A few years ago, I used to hear some criticism about the Talon SS trigger since it isn’t adjustable, but I guess people are shooting it more these days, because everyone I talked to at the NRA Show loves their trigger. They all confirmed that the trigger and safety both get lighter, smoother and easier to use as the rifle breaks in. One man was awed that his rifle had held air without leaking for seven months. Then, I told him about the prototype rifle I once found in the factory when I worked there. It was tucked under a work table and was covered with dust. It was still holding a charge after more than five years! So, they do hold their air indefinitely.
Many perspective buyers came up to me knowing a lot about the gun already, yet this was the first time they’d actually seen one. And a great many of them went to the airgun range and shot the Talon SS that was available to the public. After that, some of them came down to the Pyramyd Air booth and insisted on writing an order on the spot. If there had been working guns to sell, I estimate we could have sold quite a few during the show. And .22 caliber was the overwhelming choice of all buyers.

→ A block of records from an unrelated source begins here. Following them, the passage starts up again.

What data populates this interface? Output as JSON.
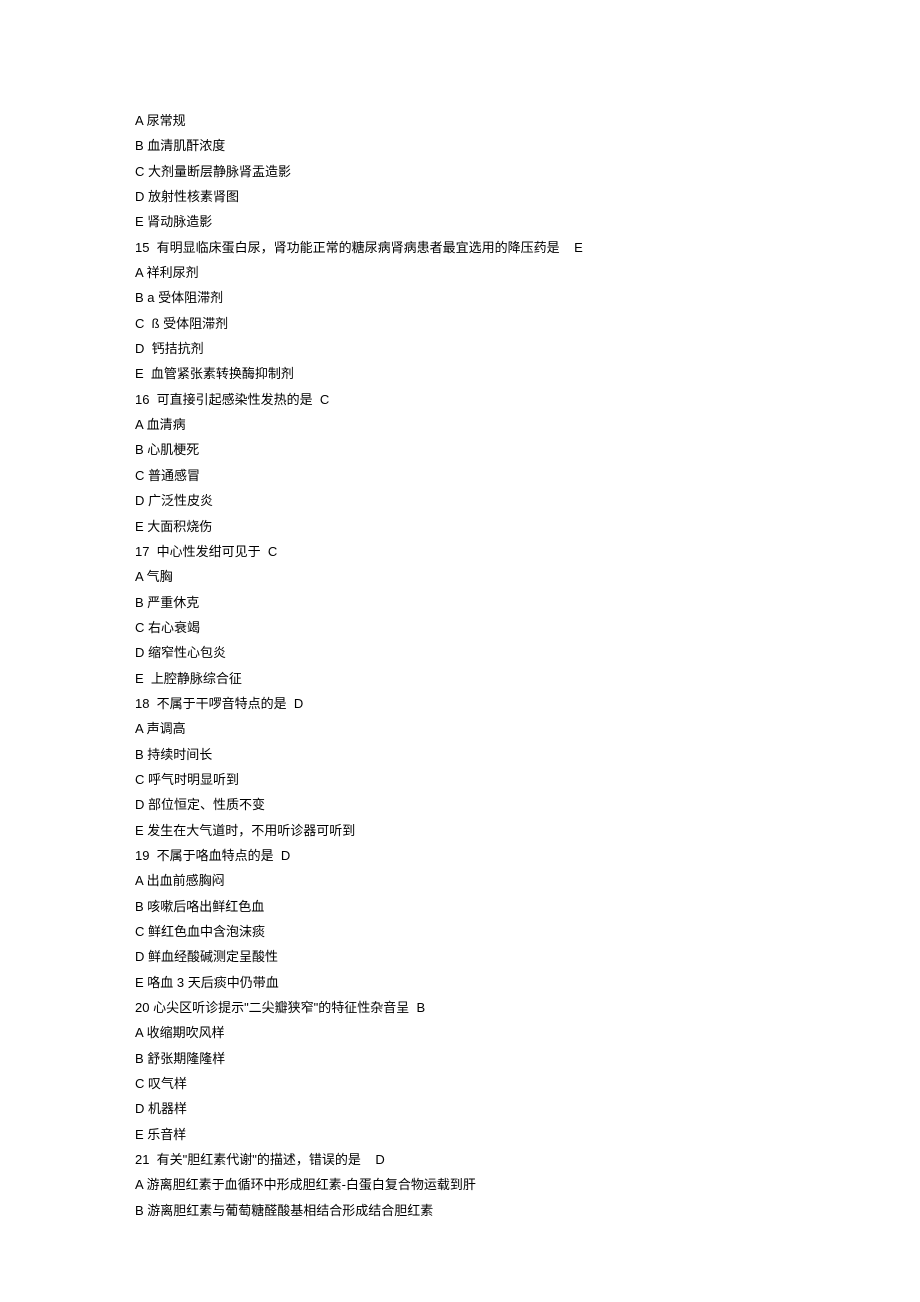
{
  "lines": [
    "A 尿常规",
    "B 血清肌酐浓度",
    "C 大剂量断层静脉肾盂造影",
    "D 放射性核素肾图",
    "E 肾动脉造影",
    "15  有明显临床蛋白尿，肾功能正常的糖尿病肾病患者最宜选用的降压药是    E",
    "A 祥利尿剂",
    "B a 受体阻滞剂",
    "C  ß 受体阻滞剂",
    "D  钙拮抗剂",
    "E  血管紧张素转换酶抑制剂",
    "16  可直接引起感染性发热的是  C",
    "A 血清病",
    "B 心肌梗死",
    "C 普通感冒",
    "D 广泛性皮炎",
    "E 大面积烧伤",
    "17  中心性发绀可见于  C",
    "A 气胸",
    "B 严重休克",
    "C 右心衰竭",
    "D 缩窄性心包炎",
    "E  上腔静脉综合征",
    "18  不属于干啰音特点的是  D",
    "A 声调高",
    "B 持续时间长",
    "C 呼气时明显听到",
    "D 部位恒定、性质不变",
    "E 发生在大气道时，不用听诊器可听到",
    "19  不属于咯血特点的是  D",
    "A 出血前感胸闷",
    "B 咳嗽后咯出鲜红色血",
    "C 鲜红色血中含泡沫痰",
    "D 鲜血经酸碱测定呈酸性",
    "E 咯血 3 天后痰中仍带血",
    "20 心尖区听诊提示\"二尖瓣狭窄\"的特征性杂音呈  B",
    "A 收缩期吹风样",
    "B 舒张期隆隆样",
    "C 叹气样",
    "D 机器样",
    "E 乐音样",
    "21  有关\"胆红素代谢\"的描述，错误的是    D",
    "A 游离胆红素于血循环中形成胆红素-白蛋白复合物运载到肝",
    "B 游离胆红素与葡萄糖醛酸基相结合形成结合胆红素"
  ]
}
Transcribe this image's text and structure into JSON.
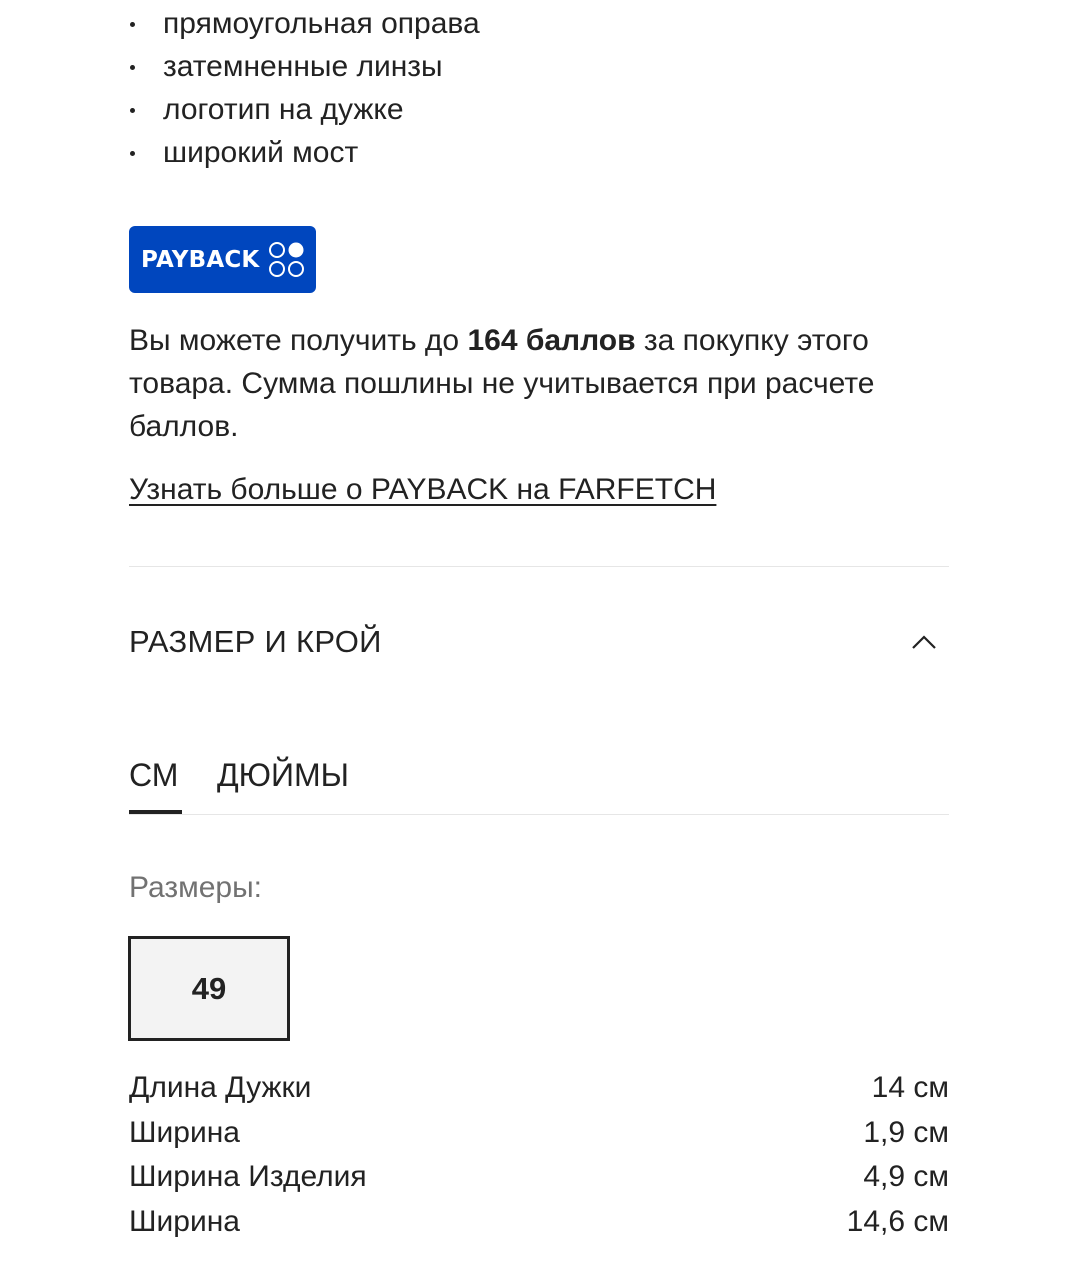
{
  "details": {
    "bullets": [
      "прямоугольная оправа",
      "затемненные линзы",
      "логотип на дужке",
      "широкий мост"
    ]
  },
  "payback": {
    "logo_text": "PAYBACK",
    "brand_color": "#0046be",
    "desc_before": "Вы можете получить до ",
    "desc_bold": "164 баллов",
    "desc_after": " за покупку этого товара. Сумма пошлины не учитывается при расчете баллов.",
    "link_label": "Узнать больше о PAYBACK на FARFETCH"
  },
  "size_fit": {
    "title": "РАЗМЕР И КРОЙ",
    "toggle_icon": "chevron-up-icon",
    "tabs": [
      {
        "label": "СМ",
        "active": true
      },
      {
        "label": "ДЮЙМЫ",
        "active": false
      }
    ],
    "sizes_label": "Размеры:",
    "sizes": [
      "49"
    ],
    "selected_size": "49",
    "measurements": [
      {
        "label": "Длина Дужки",
        "value": "14 см"
      },
      {
        "label": "Ширина",
        "value": "1,9 см"
      },
      {
        "label": "Ширина Изделия",
        "value": "4,9 см"
      },
      {
        "label": "Ширина",
        "value": "14,6 см"
      }
    ]
  }
}
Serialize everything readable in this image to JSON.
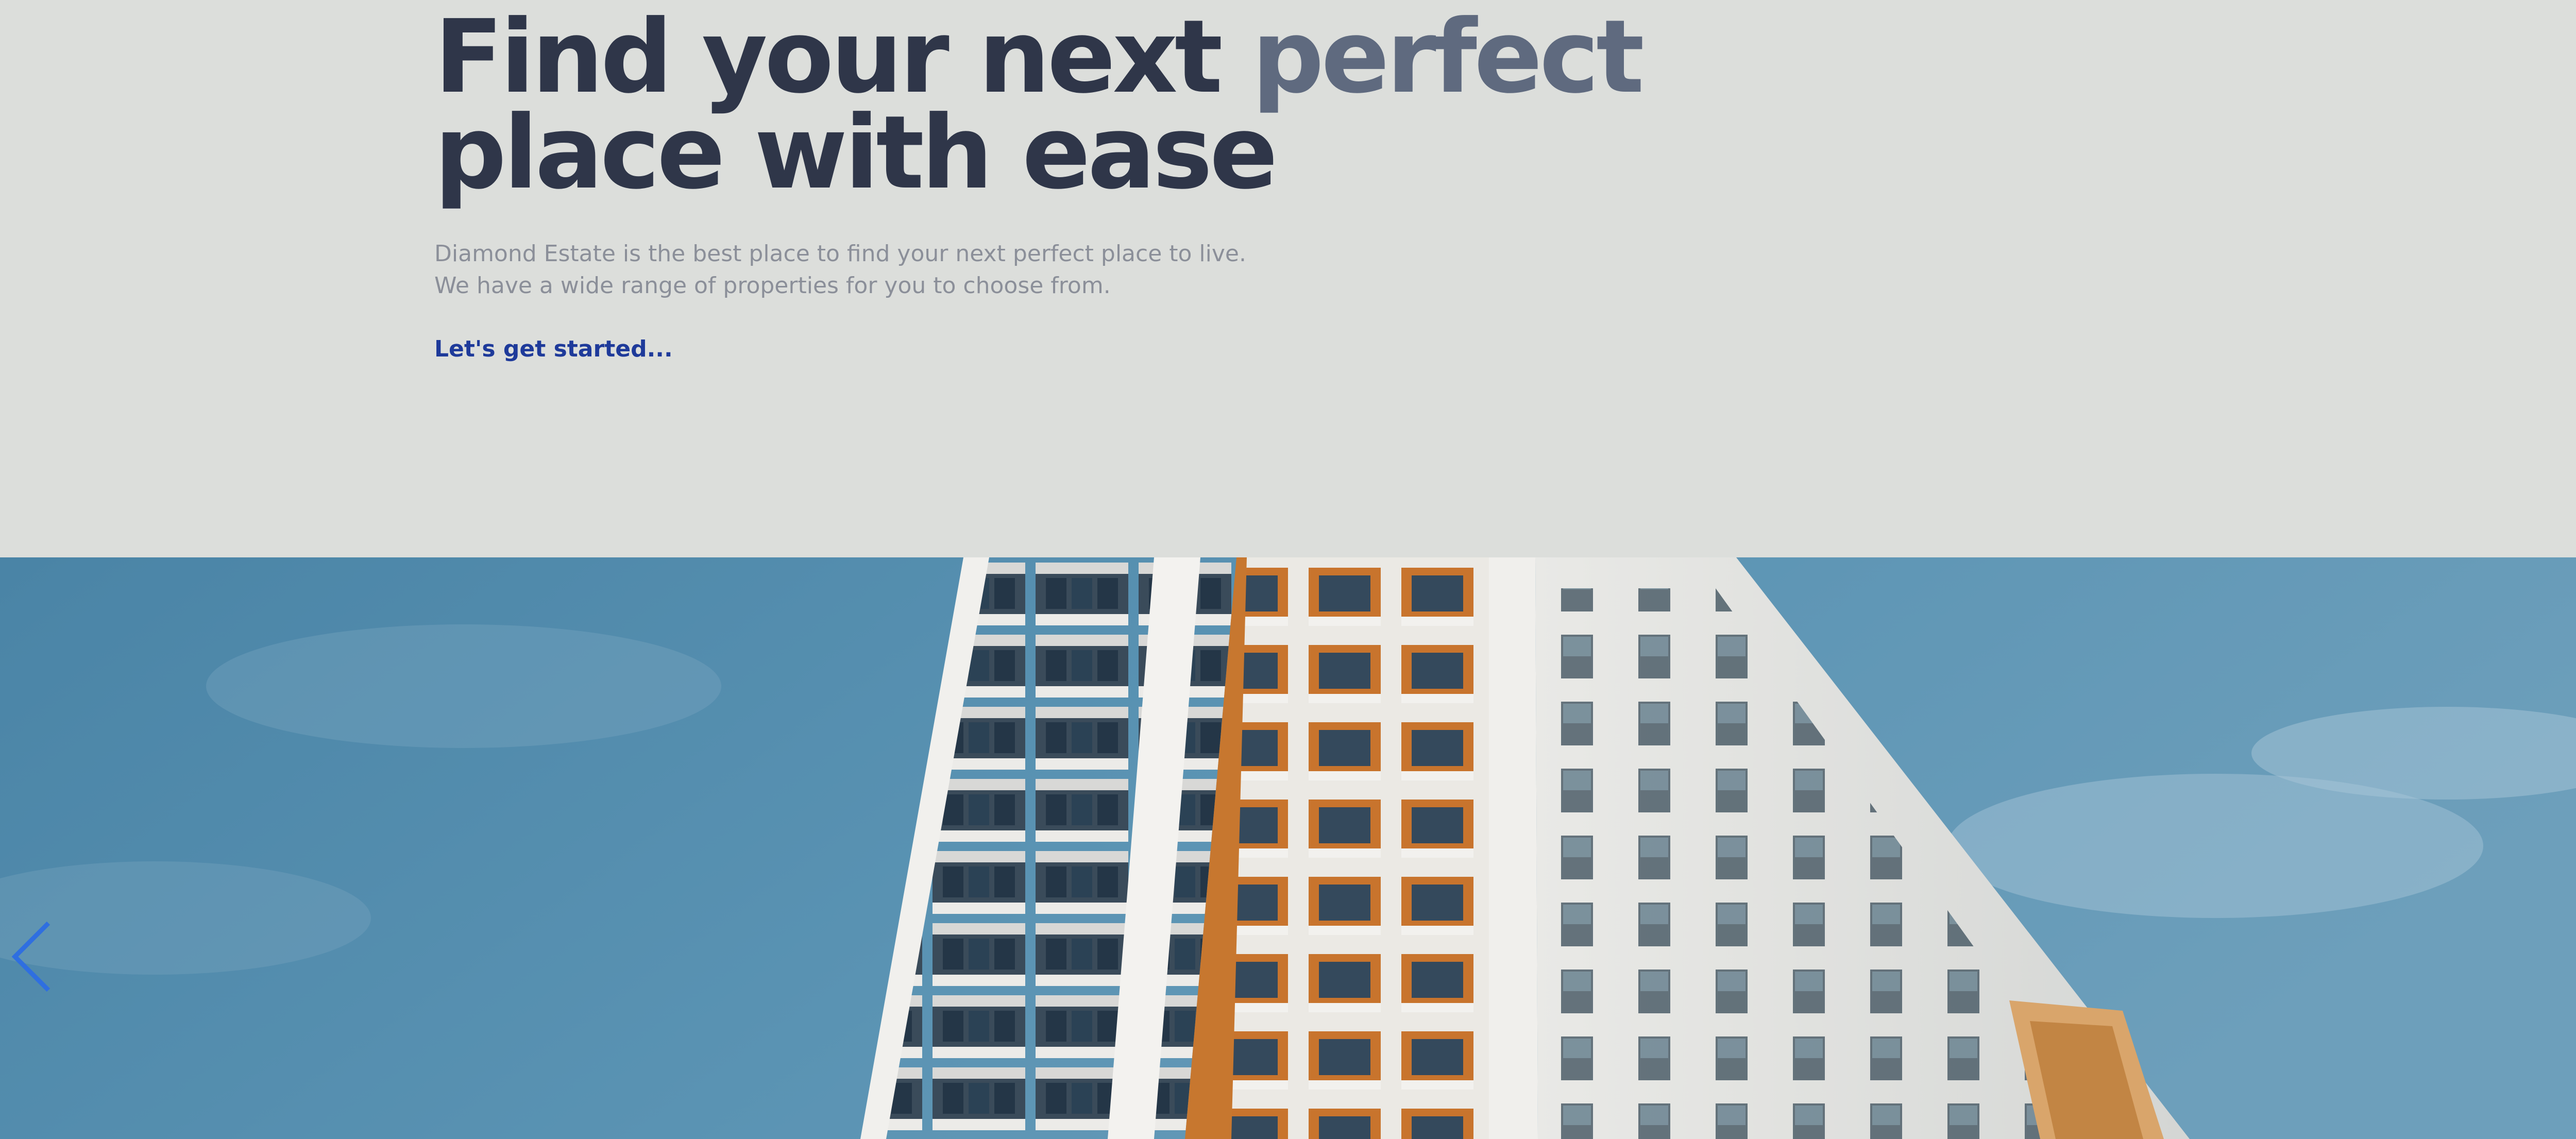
{
  "hero": {
    "headline_part1": "Find your next ",
    "headline_accent": "perfect",
    "headline_line2": "place with ease",
    "subtext_line1": "Diamond Estate is the best place to find your next perfect place to live.",
    "subtext_line2": "We have a wide range of properties for you to choose from.",
    "cta_label": "Let's get started..."
  },
  "carousel": {
    "image_subject": "apartment-building-photo",
    "prev_icon": "chevron-left-icon",
    "next_icon": "chevron-right-icon"
  },
  "colors": {
    "background": "#dcdedb",
    "headline": "#2f3649",
    "accent": "#5f6a7f",
    "body_text": "#8b8f99",
    "cta": "#1e3a9a",
    "arrow": "#2f6fe0"
  }
}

I used an obsolete Leapers Accushot 4-12×44 Mini SWAT mil-dot scope (without illuminated reticle) on the rifle. I mounted it in two-piece Leapers 30mm medium-height rings. Most shooters feel they need higher rings than I use because they don’t hold their rifles the same way I do. I get by with much lower rings because of this hold, so you may need more height than I do. Consider that when you buy one of these rifles.
I normally recommend an AirForce 4-16×50 scope for this rifle. It helps with the longer distances. But both of my AirForce scopes are on other airguns that are also being tested, so I had to use something different this time.
As I mentioned in the last report I had to install the factory 12-inch Lother Walther barrel that comes standard for this test, because I keep an optional 24-inch barrel in my SS at all other times. The benefit of almost doubling the power with the same amount of air is too good to pass up. I didn’t show the barrel changing process, but I will show it when I switch over to the 24-inch barrel in the next report.
So, the new barrel is in the gun and how many shots did it take to sight in? How about two? That’s correct. After two shots, all pellets were landing where I intended. This was not in the center of the bullseye, as I didn’t want to destroy the aim point.
As I mentioned in Part 2, there’s just one pellet for this rifle — the JSB Exact 15.9-grain dome. It’s true that the 14.3-grain Crosman Premier was once the most accurate pellet for the rifle; but as I mentioned, this particular JSB has replaced it in my rifle.
There were already 35 shots on the tank from the velocity test and two from the sight-in, but I dialed the power setting to 6 and proceeded to shoot a 10-shot group at 25 yards that measured 0.296 inches between centers. Getting 47 accurate shots on a single fill is pretty darned good.
Then, I filled the tank and shot the next group on power setting 10. Same pellet, just going faster. And naturally because I said in the last report that power setting 10 was the most accurate, this time it chose not to be. A single pellet turned a 0.33-inch group into one that measures 0.394 inches between centers. Again, the group is fairly round, telling me that the gun has no hangups and is performing up to snuff.
I mentioned earlier that I used to shoot 3/8-inch test groups at 23 yards when I set up a new rifle for an AirForce customer or when I tested a customer’s rifle after repairs, but that was always a 5-shot group. Three-eighth’s of an inch is 0.375 inches, so I’m actually getting 10 shots into about the same size group as I used to get 5. I guess what that says is that you have to move back farther to really test an air rifle this accurate.
If this was the final report on the SS, I would go into some other things…but there’s more to come. So, that’ll be it for today.
I’ve already been asked by one reader to test the CO2 adapter on the gun. As long as I’m doing that, I think I’ll ask AirForce if I can borrow a Micro Meter tank and test that for you, as well. Next up will be the gun with the 24-inch optional barrel, which is the way I keep my SS set up. It effectively doubles the gun’s power and makes a rifle that I believe to be the most flexible in the PCP world.